Ecco perché le elezioni in Brasile ci riguardano da molto vicino

Bolsonaro e Lula si preparano al ballottaggio del 30 ottobre, senza risparmiare sugli insulti reciproci. Chi sceglieranno i cittadini del paese delle favelas?

di Giovanna Guzzetti

Dio, patria e famiglia. Un motto dal tratto italico che, declinato nel portoghese brasiliano dal sotaque soave, sta facendo parte della battaglia, senza esclusione di colpi, che i due candidati per la presidenza del Brasile (che verrà assegnata nel ballottaggio del 30 ottobre) stanno conducendo.

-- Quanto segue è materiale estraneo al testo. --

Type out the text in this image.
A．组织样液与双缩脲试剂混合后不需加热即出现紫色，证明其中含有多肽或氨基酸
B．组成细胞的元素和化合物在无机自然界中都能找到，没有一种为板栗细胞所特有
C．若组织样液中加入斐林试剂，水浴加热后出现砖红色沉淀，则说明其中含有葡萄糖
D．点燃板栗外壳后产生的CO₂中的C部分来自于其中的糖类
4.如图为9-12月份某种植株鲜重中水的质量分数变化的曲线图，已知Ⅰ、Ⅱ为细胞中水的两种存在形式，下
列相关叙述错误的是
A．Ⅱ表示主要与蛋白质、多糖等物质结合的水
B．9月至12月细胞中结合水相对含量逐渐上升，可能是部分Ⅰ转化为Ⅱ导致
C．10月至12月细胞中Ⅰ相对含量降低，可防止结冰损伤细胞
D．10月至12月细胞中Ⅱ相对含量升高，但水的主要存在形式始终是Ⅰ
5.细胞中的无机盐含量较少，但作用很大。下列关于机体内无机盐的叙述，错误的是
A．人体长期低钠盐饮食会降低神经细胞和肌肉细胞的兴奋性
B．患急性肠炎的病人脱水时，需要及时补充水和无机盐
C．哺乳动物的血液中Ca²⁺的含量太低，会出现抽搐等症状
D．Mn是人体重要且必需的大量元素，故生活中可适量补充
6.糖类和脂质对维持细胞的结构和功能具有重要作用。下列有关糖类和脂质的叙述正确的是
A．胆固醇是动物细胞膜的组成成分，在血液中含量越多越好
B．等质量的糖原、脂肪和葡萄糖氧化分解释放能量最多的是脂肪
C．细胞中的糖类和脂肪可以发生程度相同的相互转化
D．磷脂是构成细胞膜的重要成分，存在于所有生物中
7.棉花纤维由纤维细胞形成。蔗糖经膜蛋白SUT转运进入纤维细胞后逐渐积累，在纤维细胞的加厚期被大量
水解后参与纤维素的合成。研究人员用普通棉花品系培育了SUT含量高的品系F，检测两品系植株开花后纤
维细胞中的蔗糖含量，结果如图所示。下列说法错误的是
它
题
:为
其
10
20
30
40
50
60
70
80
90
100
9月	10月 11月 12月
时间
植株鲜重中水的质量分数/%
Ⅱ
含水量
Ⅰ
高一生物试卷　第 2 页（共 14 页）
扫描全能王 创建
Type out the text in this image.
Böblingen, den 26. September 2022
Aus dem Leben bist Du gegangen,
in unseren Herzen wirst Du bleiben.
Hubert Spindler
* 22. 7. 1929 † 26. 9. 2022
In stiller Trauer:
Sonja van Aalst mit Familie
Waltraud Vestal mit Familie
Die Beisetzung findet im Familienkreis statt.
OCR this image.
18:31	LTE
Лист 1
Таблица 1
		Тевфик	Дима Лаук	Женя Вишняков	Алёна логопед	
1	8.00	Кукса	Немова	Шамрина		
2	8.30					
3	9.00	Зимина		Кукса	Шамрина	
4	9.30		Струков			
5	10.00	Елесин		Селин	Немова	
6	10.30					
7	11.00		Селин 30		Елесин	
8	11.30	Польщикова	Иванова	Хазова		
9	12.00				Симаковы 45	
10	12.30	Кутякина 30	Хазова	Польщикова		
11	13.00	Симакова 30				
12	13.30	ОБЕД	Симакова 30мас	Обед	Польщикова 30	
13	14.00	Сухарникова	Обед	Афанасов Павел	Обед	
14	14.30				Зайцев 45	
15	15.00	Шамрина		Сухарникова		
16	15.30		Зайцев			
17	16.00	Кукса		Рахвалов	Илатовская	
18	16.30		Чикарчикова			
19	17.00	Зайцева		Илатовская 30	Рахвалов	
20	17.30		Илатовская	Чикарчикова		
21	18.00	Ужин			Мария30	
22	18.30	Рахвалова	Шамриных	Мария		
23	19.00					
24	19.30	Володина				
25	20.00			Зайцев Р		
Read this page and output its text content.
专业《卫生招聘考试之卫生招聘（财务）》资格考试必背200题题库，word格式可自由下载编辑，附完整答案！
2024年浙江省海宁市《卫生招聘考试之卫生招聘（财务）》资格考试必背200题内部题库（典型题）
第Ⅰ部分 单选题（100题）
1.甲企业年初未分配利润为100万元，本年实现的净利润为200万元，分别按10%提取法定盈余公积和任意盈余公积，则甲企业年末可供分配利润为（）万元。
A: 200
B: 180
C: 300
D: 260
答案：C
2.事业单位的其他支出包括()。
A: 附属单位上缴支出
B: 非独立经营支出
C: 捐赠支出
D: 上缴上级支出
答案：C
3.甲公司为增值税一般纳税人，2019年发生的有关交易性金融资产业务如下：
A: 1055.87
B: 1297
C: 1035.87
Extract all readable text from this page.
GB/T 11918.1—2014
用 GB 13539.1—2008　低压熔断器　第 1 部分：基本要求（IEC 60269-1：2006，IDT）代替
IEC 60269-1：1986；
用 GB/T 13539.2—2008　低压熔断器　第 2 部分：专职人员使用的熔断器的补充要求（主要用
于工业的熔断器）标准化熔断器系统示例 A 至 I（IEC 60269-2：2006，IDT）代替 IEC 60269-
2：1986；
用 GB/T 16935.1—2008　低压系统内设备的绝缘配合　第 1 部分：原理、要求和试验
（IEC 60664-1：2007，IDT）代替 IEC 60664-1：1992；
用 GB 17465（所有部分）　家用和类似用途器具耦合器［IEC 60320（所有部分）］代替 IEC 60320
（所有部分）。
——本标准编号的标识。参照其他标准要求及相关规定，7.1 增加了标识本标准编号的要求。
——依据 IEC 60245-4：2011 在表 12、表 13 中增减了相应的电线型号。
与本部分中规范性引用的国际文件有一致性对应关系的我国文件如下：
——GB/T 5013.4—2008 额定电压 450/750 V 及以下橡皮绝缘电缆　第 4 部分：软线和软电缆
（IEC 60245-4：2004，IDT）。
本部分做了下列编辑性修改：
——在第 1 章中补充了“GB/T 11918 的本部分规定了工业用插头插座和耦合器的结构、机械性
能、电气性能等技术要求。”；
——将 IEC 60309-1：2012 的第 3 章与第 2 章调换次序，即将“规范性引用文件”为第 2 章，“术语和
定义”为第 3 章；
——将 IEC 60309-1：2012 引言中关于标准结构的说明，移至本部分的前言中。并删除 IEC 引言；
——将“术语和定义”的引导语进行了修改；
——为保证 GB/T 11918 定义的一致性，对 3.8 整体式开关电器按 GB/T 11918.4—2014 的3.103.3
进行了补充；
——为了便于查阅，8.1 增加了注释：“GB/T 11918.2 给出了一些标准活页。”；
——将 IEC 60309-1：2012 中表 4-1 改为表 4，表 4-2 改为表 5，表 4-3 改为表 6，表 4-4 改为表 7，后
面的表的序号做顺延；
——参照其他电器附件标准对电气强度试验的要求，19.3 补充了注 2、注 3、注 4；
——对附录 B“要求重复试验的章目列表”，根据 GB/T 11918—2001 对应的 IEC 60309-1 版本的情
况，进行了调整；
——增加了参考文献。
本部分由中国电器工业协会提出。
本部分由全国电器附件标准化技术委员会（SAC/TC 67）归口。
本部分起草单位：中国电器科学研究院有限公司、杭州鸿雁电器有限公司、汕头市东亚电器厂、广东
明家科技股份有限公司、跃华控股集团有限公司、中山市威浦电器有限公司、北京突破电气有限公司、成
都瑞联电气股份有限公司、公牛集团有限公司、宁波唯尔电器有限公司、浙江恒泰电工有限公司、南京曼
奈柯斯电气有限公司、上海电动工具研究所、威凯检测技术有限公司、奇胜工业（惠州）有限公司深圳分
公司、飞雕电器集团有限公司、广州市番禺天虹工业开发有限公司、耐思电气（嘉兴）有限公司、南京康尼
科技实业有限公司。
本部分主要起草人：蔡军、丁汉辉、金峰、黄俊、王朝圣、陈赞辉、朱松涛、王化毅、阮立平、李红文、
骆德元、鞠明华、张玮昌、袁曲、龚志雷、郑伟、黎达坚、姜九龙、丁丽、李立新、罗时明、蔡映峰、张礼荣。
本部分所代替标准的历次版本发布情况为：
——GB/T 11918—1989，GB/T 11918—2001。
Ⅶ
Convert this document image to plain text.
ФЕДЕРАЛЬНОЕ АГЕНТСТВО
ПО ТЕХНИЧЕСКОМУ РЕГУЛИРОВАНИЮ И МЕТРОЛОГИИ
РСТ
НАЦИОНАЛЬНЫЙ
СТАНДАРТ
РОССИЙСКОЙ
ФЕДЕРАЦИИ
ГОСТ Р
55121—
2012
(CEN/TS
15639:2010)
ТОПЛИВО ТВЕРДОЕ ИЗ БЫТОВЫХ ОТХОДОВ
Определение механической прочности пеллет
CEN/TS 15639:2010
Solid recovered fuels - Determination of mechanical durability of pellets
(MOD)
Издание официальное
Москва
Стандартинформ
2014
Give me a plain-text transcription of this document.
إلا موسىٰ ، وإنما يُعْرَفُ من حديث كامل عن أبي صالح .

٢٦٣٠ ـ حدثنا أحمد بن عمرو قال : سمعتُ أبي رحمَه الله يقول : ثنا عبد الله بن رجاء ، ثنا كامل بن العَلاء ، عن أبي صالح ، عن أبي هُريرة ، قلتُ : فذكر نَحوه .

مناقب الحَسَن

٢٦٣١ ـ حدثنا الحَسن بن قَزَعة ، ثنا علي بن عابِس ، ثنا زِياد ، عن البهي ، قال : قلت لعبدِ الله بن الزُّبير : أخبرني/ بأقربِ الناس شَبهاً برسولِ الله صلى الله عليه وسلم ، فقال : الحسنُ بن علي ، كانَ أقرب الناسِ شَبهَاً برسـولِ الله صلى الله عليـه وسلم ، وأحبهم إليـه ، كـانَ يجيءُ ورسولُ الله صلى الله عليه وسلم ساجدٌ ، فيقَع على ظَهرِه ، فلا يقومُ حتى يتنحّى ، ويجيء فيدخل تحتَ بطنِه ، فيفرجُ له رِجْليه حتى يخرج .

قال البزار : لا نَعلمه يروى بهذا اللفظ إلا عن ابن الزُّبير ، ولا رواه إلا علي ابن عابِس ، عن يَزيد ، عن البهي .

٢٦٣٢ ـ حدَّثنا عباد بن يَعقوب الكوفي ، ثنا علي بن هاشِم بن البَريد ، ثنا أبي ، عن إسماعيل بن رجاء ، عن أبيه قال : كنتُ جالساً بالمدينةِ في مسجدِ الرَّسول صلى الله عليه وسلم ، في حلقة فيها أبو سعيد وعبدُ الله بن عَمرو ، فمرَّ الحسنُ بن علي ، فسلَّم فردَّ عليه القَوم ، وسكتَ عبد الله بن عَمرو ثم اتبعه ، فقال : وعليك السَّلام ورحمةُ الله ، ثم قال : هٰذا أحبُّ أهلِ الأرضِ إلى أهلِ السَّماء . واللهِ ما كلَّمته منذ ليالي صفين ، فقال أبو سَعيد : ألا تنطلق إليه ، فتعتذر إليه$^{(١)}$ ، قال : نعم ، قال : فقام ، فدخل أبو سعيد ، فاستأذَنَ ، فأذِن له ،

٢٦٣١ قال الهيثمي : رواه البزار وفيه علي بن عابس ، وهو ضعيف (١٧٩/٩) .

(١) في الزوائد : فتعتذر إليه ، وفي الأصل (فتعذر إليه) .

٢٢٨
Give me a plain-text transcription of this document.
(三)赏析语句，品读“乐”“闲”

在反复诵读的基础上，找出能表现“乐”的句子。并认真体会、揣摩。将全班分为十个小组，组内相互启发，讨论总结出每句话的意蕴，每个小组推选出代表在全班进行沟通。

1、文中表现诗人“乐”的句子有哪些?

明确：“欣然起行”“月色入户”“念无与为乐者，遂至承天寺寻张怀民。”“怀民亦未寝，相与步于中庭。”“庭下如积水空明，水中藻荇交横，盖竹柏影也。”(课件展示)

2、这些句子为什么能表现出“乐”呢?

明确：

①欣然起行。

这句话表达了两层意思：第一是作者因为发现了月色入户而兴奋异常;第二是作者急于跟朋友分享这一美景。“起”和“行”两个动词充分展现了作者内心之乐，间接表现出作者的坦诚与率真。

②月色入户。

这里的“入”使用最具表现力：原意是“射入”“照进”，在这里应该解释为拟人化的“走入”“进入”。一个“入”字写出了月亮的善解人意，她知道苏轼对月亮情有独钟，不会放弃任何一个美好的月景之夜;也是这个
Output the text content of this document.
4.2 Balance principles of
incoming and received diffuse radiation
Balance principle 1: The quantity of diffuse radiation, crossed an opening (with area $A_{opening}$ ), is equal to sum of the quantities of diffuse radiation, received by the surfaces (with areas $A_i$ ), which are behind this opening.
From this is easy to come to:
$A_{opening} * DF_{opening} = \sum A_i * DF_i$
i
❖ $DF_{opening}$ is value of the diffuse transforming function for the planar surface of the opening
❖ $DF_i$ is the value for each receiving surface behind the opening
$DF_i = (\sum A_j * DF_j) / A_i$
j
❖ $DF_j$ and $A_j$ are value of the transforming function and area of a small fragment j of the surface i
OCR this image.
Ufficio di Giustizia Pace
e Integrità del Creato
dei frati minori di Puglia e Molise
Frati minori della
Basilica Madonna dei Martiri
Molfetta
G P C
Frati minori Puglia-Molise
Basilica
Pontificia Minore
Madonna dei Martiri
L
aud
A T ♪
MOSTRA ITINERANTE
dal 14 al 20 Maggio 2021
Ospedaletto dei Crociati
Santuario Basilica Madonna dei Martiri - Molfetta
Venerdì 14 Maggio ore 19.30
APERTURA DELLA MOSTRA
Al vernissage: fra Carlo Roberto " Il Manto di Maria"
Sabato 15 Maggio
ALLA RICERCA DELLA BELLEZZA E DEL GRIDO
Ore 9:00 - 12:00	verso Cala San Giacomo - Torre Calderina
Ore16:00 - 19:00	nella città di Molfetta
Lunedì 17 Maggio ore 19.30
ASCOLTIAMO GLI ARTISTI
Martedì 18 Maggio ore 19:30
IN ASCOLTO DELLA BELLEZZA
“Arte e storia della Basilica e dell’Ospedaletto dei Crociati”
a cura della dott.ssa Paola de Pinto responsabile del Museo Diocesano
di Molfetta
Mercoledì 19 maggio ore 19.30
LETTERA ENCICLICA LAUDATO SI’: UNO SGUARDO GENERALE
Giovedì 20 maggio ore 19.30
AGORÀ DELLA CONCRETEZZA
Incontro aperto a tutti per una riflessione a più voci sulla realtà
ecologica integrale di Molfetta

Uno, Jair Bolsonaro, esponente del Partito Liberale fortemente di destra, per rimanere in carica dopo i suoi primi 4 anni; l’altro Luis Inàcio Lula da Silva, figura di grande spicco del PT (il partito dei lavoratori, trabalhadores) per tornare ad essere primo cittadino, dopo i due mandati già compiuti, e, soprattutto, per riabilitarsi del tutto dopo una detenzione legata a motivi di corruzione, poi annullata dalla Corte Suprema. L’operazione Lavajato che ha portato Lula in carcere ha visto in primo piano la figura del giudice Sergio Moro, affetto, si dice, da una sorta di fumus persecutionis nei confronti dell’ex capo dello Stato. Sarà un caso ma Sergio Moro ha anche ricoperto l’incarico di ministro della Giustizia all’inizio dell’era Bolsonaro, il che, certo, non ha diradato i sospetti dell’altra parte politica…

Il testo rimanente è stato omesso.